Alumna: 'The Profession of Pharmacy is Definitely Evolving'
The profession of pharmacy is changing all the time, and through her three years in Pacific University’s School of Pharmacy, Erin Wilson ’05, PharmD ’18, had a chance to see it all.
“People have this idea that pharmacists just fill your prescription when you go to Fred Meyer,” she said. “They do that, and that is a very real and very important part of our profession.”
But that’s not all.
“There are pharmacists that are managing patients’ medications in primary care settings,” she said. “There are pharmacists rounding in ICUs every day and responding to code blues in hospitals in emergency departments.”
Through her rotations during her doctor of pharmacy program at Pacific, Wilson had a chance to work in the institutional pharmacy unit of a hospital, learning how medications get where they need to go. She worked a rotation in internal medicine, helping ensure that patients’ home medications were continued when they were admitted to the hospital and supporting the doctors and physician assistants providing primary care. And, she had a round in the intensive care unit, where the intense drama depicted on TV came to live.

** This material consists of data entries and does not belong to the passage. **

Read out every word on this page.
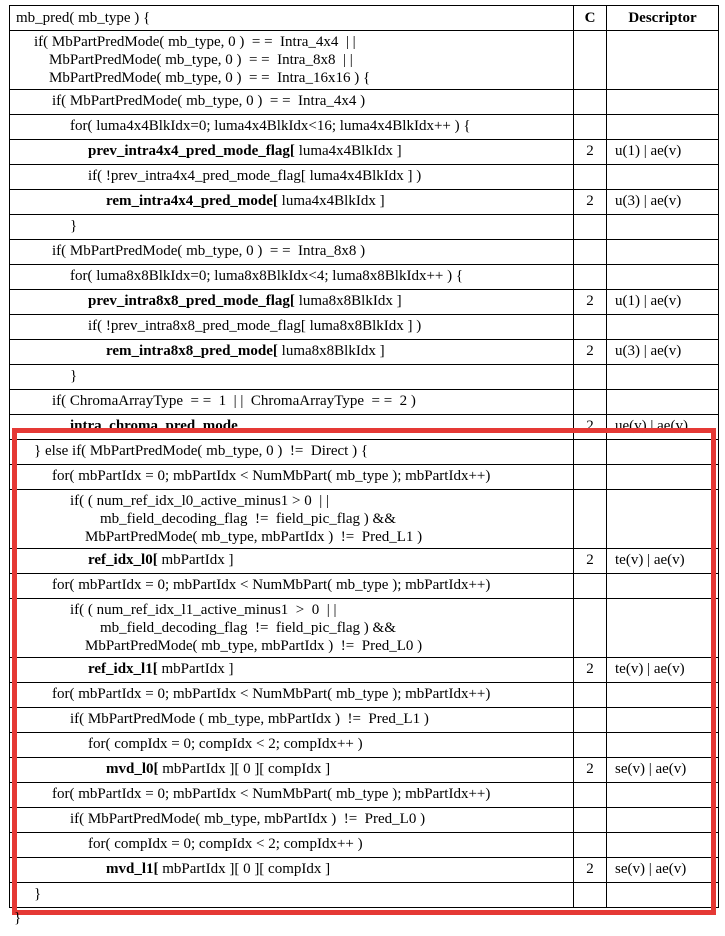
mb_pred( mb_type ) {	C	Descriptor

if( MbPartPredMode( mb_type, 0 )  = =  Intra_4x4  | |
MbPartPredMode( mb_type, 0 )  = =  Intra_8x8  | |
MbPartPredMode( mb_type, 0 )  = =  Intra_16x16 ) {		

if( MbPartPredMode( mb_type, 0 )  = =  Intra_4x4 )		

for( luma4x4BlkIdx=0; luma4x4BlkIdx<16; luma4x4BlkIdx++ ) {		

prev_intra4x4_pred_mode_flag[ luma4x4BlkIdx ]	2	u(1) | ae(v)

if( !prev_intra4x4_pred_mode_flag[ luma4x4BlkIdx ] )		

rem_intra4x4_pred_mode[ luma4x4BlkIdx ]	2	u(3) | ae(v)

}		

if( MbPartPredMode( mb_type, 0 )  = =  Intra_8x8 )		

for( luma8x8BlkIdx=0; luma8x8BlkIdx<4; luma8x8BlkIdx++ ) {		

prev_intra8x8_pred_mode_flag[ luma8x8BlkIdx ]	2	u(1) | ae(v)

if( !prev_intra8x8_pred_mode_flag[ luma8x8BlkIdx ] )		

rem_intra8x8_pred_mode[ luma8x8BlkIdx ]	2	u(3) | ae(v)

}		

if( ChromaArrayType  = =  1  | |  ChromaArrayType  = =  2 )		

intra_chroma_pred_mode	2	ue(v) | ae(v)

} else if( MbPartPredMode( mb_type, 0 )  !=  Direct ) {		

for( mbPartIdx = 0; mbPartIdx < NumMbPart( mb_type ); mbPartIdx++)		

if( ( num_ref_idx_l0_active_minus1 > 0  | |
mb_field_decoding_flag  !=  field_pic_flag ) &&
MbPartPredMode( mb_type, mbPartIdx )  !=  Pred_L1 )		

ref_idx_l0[ mbPartIdx ]	2	te(v) | ae(v)

for( mbPartIdx = 0; mbPartIdx < NumMbPart( mb_type ); mbPartIdx++)		

if( ( num_ref_idx_l1_active_minus1  >  0  | |
mb_field_decoding_flag  !=  field_pic_flag ) &&
MbPartPredMode( mb_type, mbPartIdx )  !=  Pred_L0 )		

ref_idx_l1[ mbPartIdx ]	2	te(v) | ae(v)

for( mbPartIdx = 0; mbPartIdx < NumMbPart( mb_type ); mbPartIdx++)		

if( MbPartPredMode ( mb_type, mbPartIdx )  !=  Pred_L1 )		

for( compIdx = 0; compIdx < 2; compIdx++ )		

mvd_l0[ mbPartIdx ][ 0 ][ compIdx ]	2	se(v) | ae(v)

for( mbPartIdx = 0; mbPartIdx < NumMbPart( mb_type ); mbPartIdx++)		

if( MbPartPredMode( mb_type, mbPartIdx )  !=  Pred_L0 )		

for( compIdx = 0; compIdx < 2; compIdx++ )		

mvd_l1[ mbPartIdx ][ 0 ][ compIdx ]	2	se(v) | ae(v)

}		

}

“It was very exciting,” she said. “You know on TV, how suddenly there’s a code, and they’re like, ‘Push 1 cc of epi!’ or whatever. In reality, there’s usually a pharmacist responding to those codes, drawing up a lot of those meds.”
Wilson, who completed her undergraduate degree at Pacific, returned to her alma mater to pursue her doctor of pharmacy degree through the School of Pharmacy in the College of Health Professions.

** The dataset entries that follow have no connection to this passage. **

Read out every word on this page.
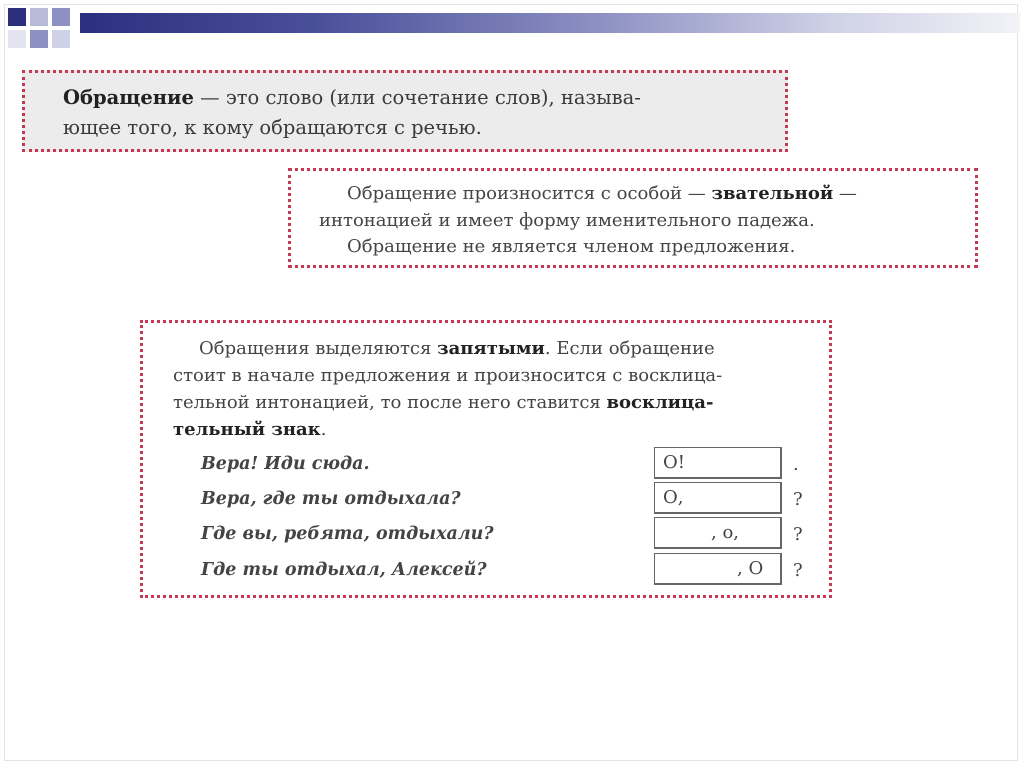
Обращение — это слово (или сочетание слов), называ-

ющее того, к кому обращаются с речью.

Обращение произносится с особой — звательной —

интонацией и имеет форму именительного падежа.

Обращение не является членом предложения.

Обращения выделяются запятыми. Если обращение

стоит в начале предложения и произносится с восклица-

тельной интонацией, то после него ставится восклица-

тельный знак.

Вера! Иди сюда.	О!	.
Вера, где ты отдыхала?	О,	?
Где вы, ребята, отдыхали?	, о,	?
Где ты отдыхал, Алексей?	, О ?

“I knew the professors here are all about supporting students and optimizing their education,” she said.
With the program’s heavy emphasis on interprofessional education for healthcare professionals and patient-based care, she gained a strong foundation in the breadth of the profession’s scope of practice.
“We’re a lot of places and doing a lot of things, and I think the profession is only going to continue to grow.”